Drupal 8 requires PHP 7.2 or higher. It works with MySQL 5.5.3 (or higher) and MariaDB 5.5.20 (or higher) databases. More, versions 7 and 8 of Drupal provide support for other databases like PostgreSQL. Drupal 8 can run on Apache, Nginx, or IIS web servers.
- Is Drupal available in a one-click installation?
Many hosting plans provide a one-click installation of the Drupal core through the control panel. However, the use of any pre-built Drupal distributions — which can be a real time-saver — usually requires manual installation. Some hosts provide installation support for a small set of popular distros.
- What are Drupal Distributions?
Drupal Distributions provide organized sets of features for specific applications. Drupal developers have created this system of packaged distributions, taking their cue from Linux culture. One of the most powerful features of Drupal is its Distributions Project. For example, there are distributions for education, non-profit administration, churches, government agencies, musicians, podcasters, and news publishers.
- Do Drupal Distributions have additional system requirements?
Alongside Drupal’s standard system requirements, some Drupal Distributions may have additional and specific hosting requirements. If you plan to use a specialized Drupal Distribution with your host, be sure to check the specific hosting requirements and that your plan has you covered.
- Will Drupal work on shared hosting?
If you just want to learn Drupal, shared hosting will work fine. However, if you plan to host a large, busy, complex website, a VPS or dedicated server would be a better choice. Shared hosting environments are usually technically adequate for a basic installation, but the types of large, complex sites for which Drupal is a good choice do not usually do well on shared hosting plans.
- What is a content management system (CMS)?
CMS stands for a content management system. A CMS is a software application that organizes content storage, organization, and presentation by making it easy to manage lots of content and control how that content is presented. It can be used to update, remove, and generally manage content.

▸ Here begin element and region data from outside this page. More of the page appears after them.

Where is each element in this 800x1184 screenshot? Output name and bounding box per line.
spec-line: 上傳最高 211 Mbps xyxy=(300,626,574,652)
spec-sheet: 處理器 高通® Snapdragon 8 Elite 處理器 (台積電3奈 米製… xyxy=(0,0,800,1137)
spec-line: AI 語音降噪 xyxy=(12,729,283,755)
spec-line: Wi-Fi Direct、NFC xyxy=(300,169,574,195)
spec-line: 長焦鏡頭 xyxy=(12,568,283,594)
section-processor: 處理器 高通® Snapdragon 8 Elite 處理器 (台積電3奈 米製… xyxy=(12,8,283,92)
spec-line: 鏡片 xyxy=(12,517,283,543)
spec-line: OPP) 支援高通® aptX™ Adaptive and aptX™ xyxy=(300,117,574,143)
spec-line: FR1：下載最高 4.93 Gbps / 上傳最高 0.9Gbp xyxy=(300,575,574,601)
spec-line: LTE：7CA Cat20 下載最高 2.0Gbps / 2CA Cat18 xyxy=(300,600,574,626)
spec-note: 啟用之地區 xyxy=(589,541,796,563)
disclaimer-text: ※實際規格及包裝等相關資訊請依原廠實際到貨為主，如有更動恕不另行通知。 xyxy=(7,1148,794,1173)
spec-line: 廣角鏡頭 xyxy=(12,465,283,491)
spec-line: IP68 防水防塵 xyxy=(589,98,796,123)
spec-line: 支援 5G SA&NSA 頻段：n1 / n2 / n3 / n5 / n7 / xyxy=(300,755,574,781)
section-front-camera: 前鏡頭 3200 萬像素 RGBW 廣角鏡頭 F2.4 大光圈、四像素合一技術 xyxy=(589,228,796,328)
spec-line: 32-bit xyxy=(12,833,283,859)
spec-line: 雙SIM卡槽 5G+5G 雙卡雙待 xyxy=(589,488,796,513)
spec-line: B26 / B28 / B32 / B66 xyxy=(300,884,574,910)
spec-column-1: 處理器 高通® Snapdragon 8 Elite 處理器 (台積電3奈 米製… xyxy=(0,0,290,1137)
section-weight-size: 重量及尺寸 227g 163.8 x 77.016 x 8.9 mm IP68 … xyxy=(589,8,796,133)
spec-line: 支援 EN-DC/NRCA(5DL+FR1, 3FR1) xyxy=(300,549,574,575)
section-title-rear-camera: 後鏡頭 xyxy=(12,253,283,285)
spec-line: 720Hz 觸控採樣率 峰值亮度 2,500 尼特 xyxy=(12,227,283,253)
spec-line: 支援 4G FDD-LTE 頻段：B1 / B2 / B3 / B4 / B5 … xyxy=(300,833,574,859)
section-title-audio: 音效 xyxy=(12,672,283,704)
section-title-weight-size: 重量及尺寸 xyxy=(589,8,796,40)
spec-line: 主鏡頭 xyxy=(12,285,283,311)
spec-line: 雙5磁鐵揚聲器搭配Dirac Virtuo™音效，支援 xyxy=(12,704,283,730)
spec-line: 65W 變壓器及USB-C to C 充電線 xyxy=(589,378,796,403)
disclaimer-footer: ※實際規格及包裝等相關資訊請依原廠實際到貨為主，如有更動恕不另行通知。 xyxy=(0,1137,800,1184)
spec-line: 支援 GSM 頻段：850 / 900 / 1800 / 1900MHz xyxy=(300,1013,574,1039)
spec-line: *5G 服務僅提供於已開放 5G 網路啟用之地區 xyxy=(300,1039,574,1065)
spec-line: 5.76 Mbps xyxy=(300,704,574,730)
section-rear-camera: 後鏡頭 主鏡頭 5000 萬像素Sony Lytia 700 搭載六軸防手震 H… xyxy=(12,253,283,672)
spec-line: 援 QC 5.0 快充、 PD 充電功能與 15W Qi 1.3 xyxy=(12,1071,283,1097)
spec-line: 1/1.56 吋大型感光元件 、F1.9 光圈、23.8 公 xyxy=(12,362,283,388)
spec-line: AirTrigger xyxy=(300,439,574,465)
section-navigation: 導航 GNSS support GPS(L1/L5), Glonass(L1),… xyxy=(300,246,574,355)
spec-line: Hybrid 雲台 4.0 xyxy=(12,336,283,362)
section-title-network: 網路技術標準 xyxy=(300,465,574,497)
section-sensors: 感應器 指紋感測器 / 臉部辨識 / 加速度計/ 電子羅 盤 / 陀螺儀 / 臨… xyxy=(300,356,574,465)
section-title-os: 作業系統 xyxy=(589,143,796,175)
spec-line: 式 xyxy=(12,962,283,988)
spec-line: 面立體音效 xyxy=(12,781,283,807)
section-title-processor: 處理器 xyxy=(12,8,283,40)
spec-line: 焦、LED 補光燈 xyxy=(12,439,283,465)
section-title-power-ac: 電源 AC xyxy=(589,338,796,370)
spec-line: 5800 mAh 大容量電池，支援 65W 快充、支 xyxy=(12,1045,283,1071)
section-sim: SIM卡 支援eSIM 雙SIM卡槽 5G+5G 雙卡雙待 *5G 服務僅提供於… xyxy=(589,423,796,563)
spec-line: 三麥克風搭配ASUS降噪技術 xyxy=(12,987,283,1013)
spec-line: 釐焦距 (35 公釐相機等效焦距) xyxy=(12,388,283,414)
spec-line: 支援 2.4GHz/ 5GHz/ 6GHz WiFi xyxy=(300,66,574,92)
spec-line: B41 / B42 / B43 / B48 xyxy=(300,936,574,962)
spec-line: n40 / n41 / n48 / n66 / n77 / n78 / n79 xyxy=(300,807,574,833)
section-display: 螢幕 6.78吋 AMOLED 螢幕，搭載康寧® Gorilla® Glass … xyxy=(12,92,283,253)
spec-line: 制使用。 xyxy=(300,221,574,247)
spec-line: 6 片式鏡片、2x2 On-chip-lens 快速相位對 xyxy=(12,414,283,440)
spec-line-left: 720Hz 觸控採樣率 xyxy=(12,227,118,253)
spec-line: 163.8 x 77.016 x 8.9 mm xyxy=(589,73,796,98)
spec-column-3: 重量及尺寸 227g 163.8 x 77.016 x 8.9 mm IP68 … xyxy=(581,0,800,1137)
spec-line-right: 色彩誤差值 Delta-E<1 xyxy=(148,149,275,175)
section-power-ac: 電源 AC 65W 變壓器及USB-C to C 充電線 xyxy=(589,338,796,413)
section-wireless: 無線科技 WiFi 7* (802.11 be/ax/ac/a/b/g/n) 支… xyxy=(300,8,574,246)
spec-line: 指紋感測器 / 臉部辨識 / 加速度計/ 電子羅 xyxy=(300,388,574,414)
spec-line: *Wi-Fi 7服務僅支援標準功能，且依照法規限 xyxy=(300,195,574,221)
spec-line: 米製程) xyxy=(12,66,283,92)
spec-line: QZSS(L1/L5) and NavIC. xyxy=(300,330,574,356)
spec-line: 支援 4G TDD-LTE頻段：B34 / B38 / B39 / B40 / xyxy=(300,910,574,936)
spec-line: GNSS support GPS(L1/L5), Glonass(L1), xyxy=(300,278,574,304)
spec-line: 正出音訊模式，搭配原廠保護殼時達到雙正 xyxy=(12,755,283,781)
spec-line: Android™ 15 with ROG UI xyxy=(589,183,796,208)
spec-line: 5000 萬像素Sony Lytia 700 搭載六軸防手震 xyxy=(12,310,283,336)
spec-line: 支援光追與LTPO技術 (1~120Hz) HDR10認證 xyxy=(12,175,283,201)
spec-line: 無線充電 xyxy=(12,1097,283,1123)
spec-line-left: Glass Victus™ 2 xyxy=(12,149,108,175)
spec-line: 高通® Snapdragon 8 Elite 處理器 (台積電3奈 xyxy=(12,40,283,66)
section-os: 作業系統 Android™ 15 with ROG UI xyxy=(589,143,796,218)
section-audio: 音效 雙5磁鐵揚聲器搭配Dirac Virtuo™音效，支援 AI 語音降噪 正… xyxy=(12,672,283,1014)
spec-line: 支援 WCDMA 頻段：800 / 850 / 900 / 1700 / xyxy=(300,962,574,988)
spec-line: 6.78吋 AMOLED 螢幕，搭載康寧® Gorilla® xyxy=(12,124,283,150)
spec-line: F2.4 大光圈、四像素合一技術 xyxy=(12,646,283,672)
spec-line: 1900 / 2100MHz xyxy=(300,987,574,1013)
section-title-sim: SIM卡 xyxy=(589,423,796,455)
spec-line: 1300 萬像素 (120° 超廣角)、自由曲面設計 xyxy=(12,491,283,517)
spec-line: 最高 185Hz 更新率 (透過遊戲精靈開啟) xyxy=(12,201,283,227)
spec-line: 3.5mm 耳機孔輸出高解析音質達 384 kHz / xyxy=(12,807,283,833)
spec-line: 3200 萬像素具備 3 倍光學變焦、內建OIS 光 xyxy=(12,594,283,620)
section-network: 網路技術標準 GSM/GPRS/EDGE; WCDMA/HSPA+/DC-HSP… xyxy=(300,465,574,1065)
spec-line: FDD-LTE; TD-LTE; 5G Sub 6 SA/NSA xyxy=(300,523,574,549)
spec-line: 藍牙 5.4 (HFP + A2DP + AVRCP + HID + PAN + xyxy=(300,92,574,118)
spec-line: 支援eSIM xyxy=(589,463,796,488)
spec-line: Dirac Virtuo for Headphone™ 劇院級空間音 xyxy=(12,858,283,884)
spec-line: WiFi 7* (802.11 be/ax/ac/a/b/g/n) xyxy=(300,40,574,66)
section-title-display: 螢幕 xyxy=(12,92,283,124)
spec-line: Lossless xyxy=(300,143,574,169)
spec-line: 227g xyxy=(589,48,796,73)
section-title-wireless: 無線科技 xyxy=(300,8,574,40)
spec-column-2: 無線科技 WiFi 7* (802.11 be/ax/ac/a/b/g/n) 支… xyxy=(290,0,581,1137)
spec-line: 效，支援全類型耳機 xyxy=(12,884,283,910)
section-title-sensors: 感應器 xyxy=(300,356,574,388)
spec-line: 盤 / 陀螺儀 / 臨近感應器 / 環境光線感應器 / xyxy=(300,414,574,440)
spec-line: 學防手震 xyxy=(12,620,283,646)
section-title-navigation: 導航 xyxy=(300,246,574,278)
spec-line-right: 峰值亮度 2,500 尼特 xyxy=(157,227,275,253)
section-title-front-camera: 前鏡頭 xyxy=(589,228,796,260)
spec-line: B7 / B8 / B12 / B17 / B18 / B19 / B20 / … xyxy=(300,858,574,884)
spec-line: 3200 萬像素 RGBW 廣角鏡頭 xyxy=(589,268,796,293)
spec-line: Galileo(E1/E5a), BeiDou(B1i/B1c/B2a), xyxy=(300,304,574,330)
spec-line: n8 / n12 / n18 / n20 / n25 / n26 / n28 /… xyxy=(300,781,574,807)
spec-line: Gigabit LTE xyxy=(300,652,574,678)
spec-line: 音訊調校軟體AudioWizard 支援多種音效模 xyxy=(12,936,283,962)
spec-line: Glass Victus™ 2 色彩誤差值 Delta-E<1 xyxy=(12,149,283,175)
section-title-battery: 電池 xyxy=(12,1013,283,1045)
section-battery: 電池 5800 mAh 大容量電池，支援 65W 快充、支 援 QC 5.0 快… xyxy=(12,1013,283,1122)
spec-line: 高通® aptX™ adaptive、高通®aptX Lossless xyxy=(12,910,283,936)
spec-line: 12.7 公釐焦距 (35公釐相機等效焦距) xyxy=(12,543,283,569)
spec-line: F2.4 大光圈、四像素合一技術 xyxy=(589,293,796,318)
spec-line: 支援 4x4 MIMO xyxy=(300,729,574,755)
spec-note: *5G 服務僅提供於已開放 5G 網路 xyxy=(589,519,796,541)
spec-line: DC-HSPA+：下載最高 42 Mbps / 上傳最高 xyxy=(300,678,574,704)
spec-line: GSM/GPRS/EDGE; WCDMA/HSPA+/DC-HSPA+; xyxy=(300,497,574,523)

- Is Drupal a CMS or a framework?
Drupal is a highly modularized content management framework with enough power and flexibility that some developers treat it as a web application development framework as much as a CMS. Outside the development community, Drupal is normally referred to as a CMS.
- How does a CMS manage website content?
A CMS manages the content on your site: webpages, blog posts, products, visitor comments, projects, and so forth. Then, you can create multiple individual instances of each type of content. Further, the CMS enables you to define where each piece of content should appear on your site, how it should look when viewed by a website visitor, and how users should interact with the content.
- How does a CMS manage website design?
A CMS uses a template-based system, called a theme, to duplicate design elements across every page automatically. If you think of a typical website or blog, all of the pages share elements like headers, menus, sidebars, and footers. When you add a new piece of content, it’s presented with the same header, menu, sidebar, and footer as every other page of your site.
If you want to change the entire look of your website, you can do so by modifying the theme.
- How does a CMS manage website updates?
CMSs provide a “backend” or administrative interface for adding and editing content. This means that anyone can use a CMS to update the content of a website. As soon as a change is made to the CMS backend, the presentation of that content is immediately updated on the public-facing website front-end.
- How is Drupal different from WordPress?
Unlike WordPress, Drupal doesn’t prefer any one type of content over another. All content types are on an equal footing. This makes it especially good for building complex data manipulation applications such as project management tools, CRM systems, online stores, and social media networks. Meanwhile, WordPress focuses on specialist content like blog posts.
That said, both WordPress and Drupal support a wide variety of content types and are ideal for complex architectures.